The decision of the Supreme Court as extracted is very categorical and positive in observing that the filing of a First Information Report is not a condition precedent to the exercise of the power under Section 438. What is important is, the imminence of a likely arrest founded on reasonable belief of purposes of entertaining an application for grant of anticipatory bail. The belief must be capable of being examined by the Court objectively so that the Court can examine the reasonableness and genuineness of the same besides the imminence or otherwise of a likely arrest. The Supreme Court also cautioned that vague and general allegations cannot form basis to make an application under Section 438 Cr.P.C. and that the said provision is not intended to arm oneself in perpetuity against a possible arrest. It has further made it crystal clear that order granting anticipatory bail is neither a passport to the commission of crimes nor a shield against any and all kinds of accusations, likely or unlikely.

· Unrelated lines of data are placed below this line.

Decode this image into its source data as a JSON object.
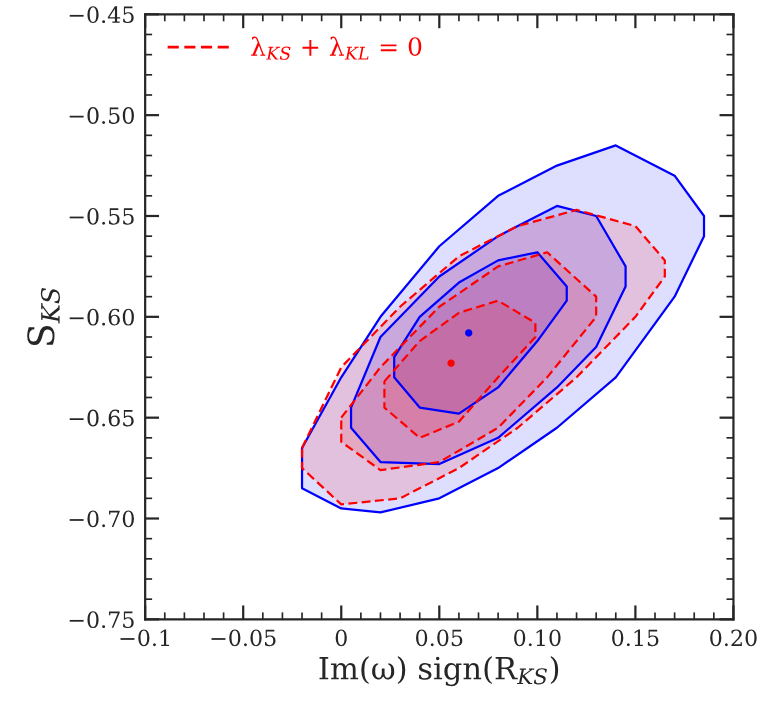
{
  "chart_data": {
    "type": "area",
    "xlabel": "Im(ω) sign(R$_{KS}$)",
    "ylabel": "S$_{KS}$",
    "xlim": [
      -0.1,
      0.2
    ],
    "ylim": [
      -0.75,
      -0.45
    ],
    "xticks": [
      {
        "value": -0.1,
        "label": "−0.1"
      },
      {
        "value": -0.05,
        "label": "−0.05"
      },
      0,
      {
        "value": 0.05,
        "label": "0.05"
      },
      {
        "value": 0.1,
        "label": "0.10"
      },
      {
        "value": 0.15,
        "label": "0.15"
      },
      {
        "value": 0.2,
        "label": "0.20"
      }
    ],
    "yticks": [
      {
        "value": -0.75,
        "label": "−0.75"
      },
      {
        "value": -0.7,
        "label": "−0.70"
      },
      {
        "value": -0.65,
        "label": "−0.65"
      },
      {
        "value": -0.6,
        "label": "−0.60"
      },
      {
        "value": -0.55,
        "label": "−0.55"
      },
      {
        "value": -0.5,
        "label": "−0.50"
      },
      {
        "value": -0.45,
        "label": "−0.45"
      }
    ],
    "grid": false,
    "legend": "top left",
    "series": [
      {
        "type": "area",
        "color": "#0000ff",
        "line_style": "solid",
        "x": [
          -0.02,
          0.0,
          0.02,
          0.05,
          0.08,
          0.11,
          0.14,
          0.17,
          0.185
        ],
        "values": [
          null,
          null,
          null,
          null,
          null,
          null,
          null,
          null,
          null
        ],
        "upper": [
          -0.665,
          -0.63,
          -0.6,
          -0.565,
          -0.54,
          -0.525,
          -0.515,
          -0.53,
          -0.55
        ],
        "lower": [
          -0.685,
          -0.695,
          -0.697,
          -0.69,
          -0.675,
          -0.655,
          -0.63,
          -0.59,
          -0.56
        ]
      },
      {
        "type": "area",
        "color": "#0000ff",
        "line_style": "solid",
        "x": [
          0.005,
          0.02,
          0.05,
          0.08,
          0.11,
          0.13,
          0.145
        ],
        "values": [
          null,
          null,
          null,
          null,
          null,
          null,
          null
        ],
        "upper": [
          -0.645,
          -0.61,
          -0.58,
          -0.56,
          -0.545,
          -0.55,
          -0.575
        ],
        "lower": [
          -0.655,
          -0.672,
          -0.673,
          -0.66,
          -0.635,
          -0.615,
          -0.585
        ]
      },
      {
        "type": "area",
        "color": "#0000ff",
        "line_style": "solid",
        "x": [
          0.027,
          0.04,
          0.06,
          0.08,
          0.1,
          0.115
        ],
        "values": [
          null,
          null,
          null,
          null,
          null,
          null
        ],
        "upper": [
          -0.62,
          -0.6,
          -0.583,
          -0.572,
          -0.568,
          -0.585
        ],
        "lower": [
          -0.63,
          -0.645,
          -0.648,
          -0.635,
          -0.612,
          -0.592
        ]
      },
      {
        "type": "area",
        "name": "λ$_{KS}$ + λ$_{KL}$ = 0",
        "color": "#ff0000",
        "line_style": "dashed",
        "x": [
          -0.02,
          0.0,
          0.03,
          0.06,
          0.09,
          0.12,
          0.15,
          0.165
        ],
        "values": [
          null,
          null,
          null,
          null,
          null,
          null,
          null,
          null
        ],
        "upper": [
          -0.665,
          -0.625,
          -0.595,
          -0.57,
          -0.555,
          -0.547,
          -0.555,
          -0.572
        ],
        "lower": [
          -0.675,
          -0.693,
          -0.69,
          -0.675,
          -0.655,
          -0.63,
          -0.6,
          -0.58
        ]
      },
      {
        "type": "area",
        "color": "#ff0000",
        "line_style": "dashed",
        "x": [
          0.0,
          0.02,
          0.05,
          0.08,
          0.105,
          0.13
        ],
        "values": [
          null,
          null,
          null,
          null,
          null,
          null
        ],
        "upper": [
          -0.65,
          -0.625,
          -0.595,
          -0.575,
          -0.568,
          -0.59
        ],
        "lower": [
          -0.662,
          -0.676,
          -0.672,
          -0.655,
          -0.63,
          -0.6
        ]
      },
      {
        "type": "area",
        "color": "#ff0000",
        "line_style": "dashed",
        "x": [
          0.022,
          0.04,
          0.06,
          0.08,
          0.099
        ],
        "values": [
          null,
          null,
          null,
          null,
          null
        ],
        "upper": [
          -0.632,
          -0.612,
          -0.598,
          -0.592,
          -0.603
        ],
        "lower": [
          -0.645,
          -0.66,
          -0.652,
          -0.63,
          -0.61
        ]
      },
      {
        "type": "scatter",
        "color": "#0000ff",
        "marker": "circle",
        "x": [
          0.065
        ],
        "values": [
          -0.608
        ]
      },
      {
        "type": "scatter",
        "color": "#ff0000",
        "marker": "circle",
        "x": [
          0.056
        ],
        "values": [
          -0.623
        ]
      }
    ]
  }
}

5. The Supreme Court further held in paragraph 13:

'The amplitude of judicial discretion which is given to the High Court and the Court of Session, to impose such conditions as they may think fit while granting anticipatory bail should not be cut down by reading into the statute conditions which are not to be found therein.'

As extracted supra, Section 438 Cr.P.C. does not contain a condition that unless the crime number is mentioned or the FIR is filed no application thereunder would lie. Therefore reading into the section such a condition not imposed by the Statute as per the decision of the Supreme Court is bad in law. Examining the decision of a Full Bench of the Punjab & Haryana High Court imposing certain constraints on the power of the High Court conferred by Section 438 Cr.P.C. the Supreme Court observed:

'By any known cannon of construction words of width and amplitude ought not generally to be cut down so as to read into the language of the statute restraints and conditions which the legislature itself did not think it proper or necessary to impose.'

The Supreme Court further held that by a process of construction, the amplitude of judicial discretion which is given to the High Court and the Court of Session to impose such conditions as they may think fit while granting anticipatory bail should not be cut down by reading into the statute conditions which are not to be found therein like those evolved by the Full Bench of the Punjab and Haryana High Court. Testing the issue from this angle also it is clear that the view of the three learned Judges holding that mention of crime number to be a pre-requisite for purposes of entertaining an application under Section 438 Cr.P.C. is virtually reading into the provision a condition which is not there in fact.

6. In view of the clear observation of the Supreme Court that filing of a FIR is not a pre-requisite for entertaining an application under Section 438 Cr.P.C. and in the light of the test to which the issue is put to supra and further in the light of the finding of the Supreme Court that it is imminence of a likely arrest founded on a reasonable belief that has got to be established for obtaining an order of anticipatory bail and that the grounds on which the belief is based must be capable of being examined by the Court objectively so as to find out that the apprehension is genuine and the belief is reasonable and that the order granting anticipatory bail is neither a passport to the commission of crimes nor a shield against any and all kinds of accusations, we are of the clear view that mentioning of crime number in the application under Section 438 Cr.P.C. is not a pre-requisite for its maintainability. The office objection is accordingly over-ruled.

7. If the application is otherwise in order office shall post the same before a single Judge for disposal of the same on merits.